Japanese Market is Driven by Kyoto Protocol Targets

According to Kyoto Protocol Japan should reduce its GHG emissions by 6% as compared to 1990 levels during 2008 to 2012. Japanese GHG emissions declined in 2008 due to a decline in energy demand as a result of the global economic slowdown.

Japan is promoting the use and generation of renewable energy sources in an attempt to achieve its Kyoto Protocol targets. The government passed a bill in March 2010 that increased their targets to a 25% reduction in emissions by 2020 and 50% by 2050 through the promotion of renewable energy, nuclear power, and carbon taxes.

India is Looking at Renewable Energy to Bridge the Demand Supply Gap

India’s peak power electricity capacity deficit in 2009 was as high as 11.9% while this is expected to widen in 2010 to reach more than 12.5%. This power shortage also encourages electricity thefts which further worsens the condition.

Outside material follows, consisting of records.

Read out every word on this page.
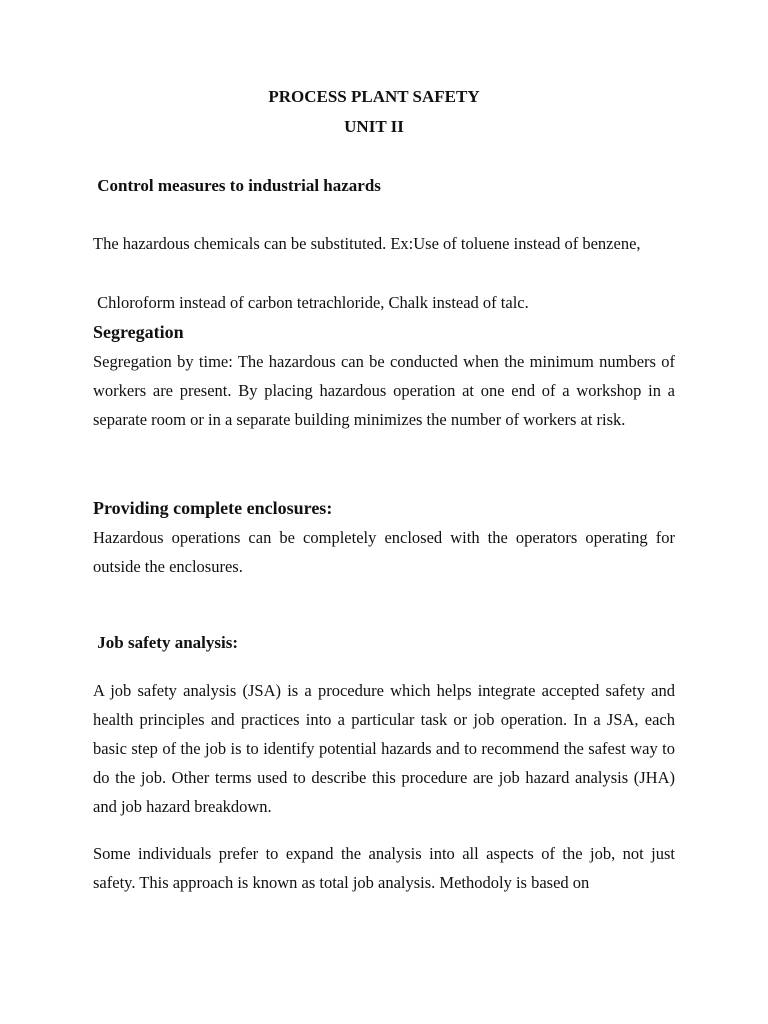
PROCESS PLANT SAFETY
UNIT II
Control measures to industrial hazards

The hazardous chemicals can be substituted. Ex:Use of toluene instead of benzene,

Chloroform instead of carbon tetrachloride, Chalk instead of talc.

Segregation

Segregation by time: The hazardous can be conducted when the minimum numbers of workers are present. By placing hazardous operation at one end of a workshop in a separate room or in a separate building minimizes the number of workers at risk.

Providing complete enclosures:

Hazardous operations can be completely enclosed with the operators operating for outside the enclosures.

Job safety analysis:

A job safety analysis (JSA) is a procedure which helps integrate accepted safety and health principles and practices into a particular task or job operation. In a JSA, each basic step of the job is to identify potential hazards and to recommend the safest way to do the job. Other terms used to describe this procedure are job hazard analysis (JHA) and job hazard breakdown.

Some individuals prefer to expand the analysis into all aspects of the job, not just safety. This approach is known as total job analysis. Methodoly is based on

This will pose a need for diversification in the country’s energy generation profile to include other sources such as nuclear, small hydro, solar, wind energy and other renewable sources. This will boost the renewable power industry in India.

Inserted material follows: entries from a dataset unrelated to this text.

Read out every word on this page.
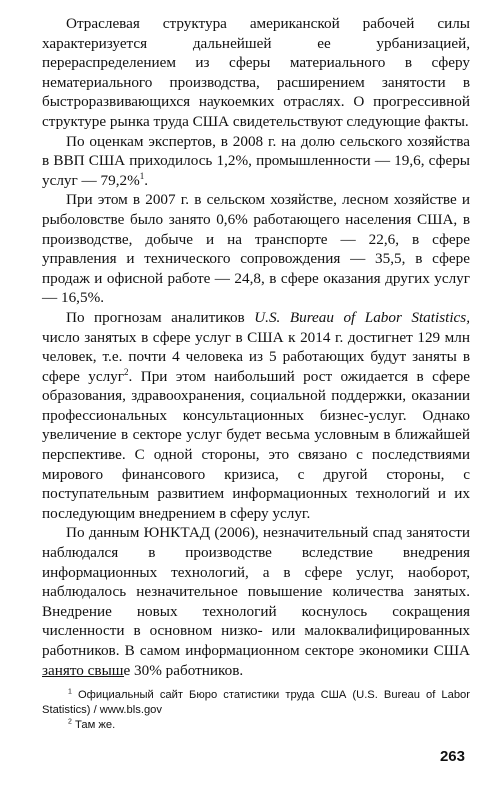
Отраслевая структура американской рабочей силы характеризуется дальнейшей ее урбанизацией, перераспределением из сферы материального в сферу нематериального производства, расширением занятости в быстроразвивающихся наукоемких отраслях. О прогрессивной структуре рынка труда США свидетельствуют следующие факты.

По оценкам экспертов, в 2008 г. на долю сельского хозяйства в ВВП США приходилось 1,2%, промышленности — 19,6, сферы услуг — 79,2%$^1$.

При этом в 2007 г. в сельском хозяйстве, лесном хозяйстве и рыболовстве было занято 0,6% работающего населения США, в производстве, добыче и на транспорте — 22,6, в сфере управления и технического сопровождения — 35,5, в сфере продаж и офисной работе — 24,8, в сфере оказания других услуг — 16,5%.

По прогнозам аналитиков U.S. Bureau of Labor Statistics, число занятых в сфере услуг в США к 2014 г. достигнет 129 млн человек, т.е. почти 4 человека из 5 работающих будут заняты в сфере услуг$^2$. При этом наибольший рост ожидается в сфере образования, здравоохранения, социальной поддержки, оказании профессиональных консультационных бизнес-услуг. Однако увеличение в секторе услуг будет весьма условным в ближайшей перспективе. С одной стороны, это связано с последствиями мирового финансового кризиса, с другой стороны, с поступательным развитием информационных технологий и их последующим внедрением в сферу услуг.

По данным ЮНКТАД (2006), незначительный спад занятости наблюдался в производстве вследствие внедрения информационных технологий, а в сфере услуг, наоборот, наблюдалось незначительное повышение количества занятых. Внедрение новых технологий коснулось сокращения численности в основном низко- или малоквалифицированных работников. В самом информационном секторе экономики США занято свыше 30% работников.

$^1$ Официальный сайт Бюро статистики труда США (U.S. Bureau of Labor Statistics) / www.bls.gov

$^2$ Там же.

263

Extended Renewable Energy Targets (RET) will drive Australian Renewable Power

RET was first introduced in 2001 with the target of generating 2% of energy from renewable sources. This was revised to 20% of energy from renewable sources in 2007 to reduce the effect of a decline in Renewable Energy Certificates (REC) prices and to enhance the focus on renewable power development.

RET has been further revised and will be effective from January 2011. According to the revised RET; the country will generate 45 TWh of electricity from renewable sources by 2020. These RETs will drive investment in the renewable energy sector in Australia and lead to the growth of the industry in long term.

Geothermal will Lead Growth in Renewable Energy Sector in Indonesia

The government is accelerating the utilization of geothermal resources to promote investment in cleaner energy solutions. The country has set a mandate that geothermal should contribute at least 5% to the nation’s electricity by 2025.

Geothermal energy in Indonesia has also attracted investments from many US companies and international bodies which are expected to grow with policy incentives. The World Bank is providing a $400 million in funding to develop the country’s geothermal energy as part of its $40 billion initiative to develop low-carbon growth projects globally.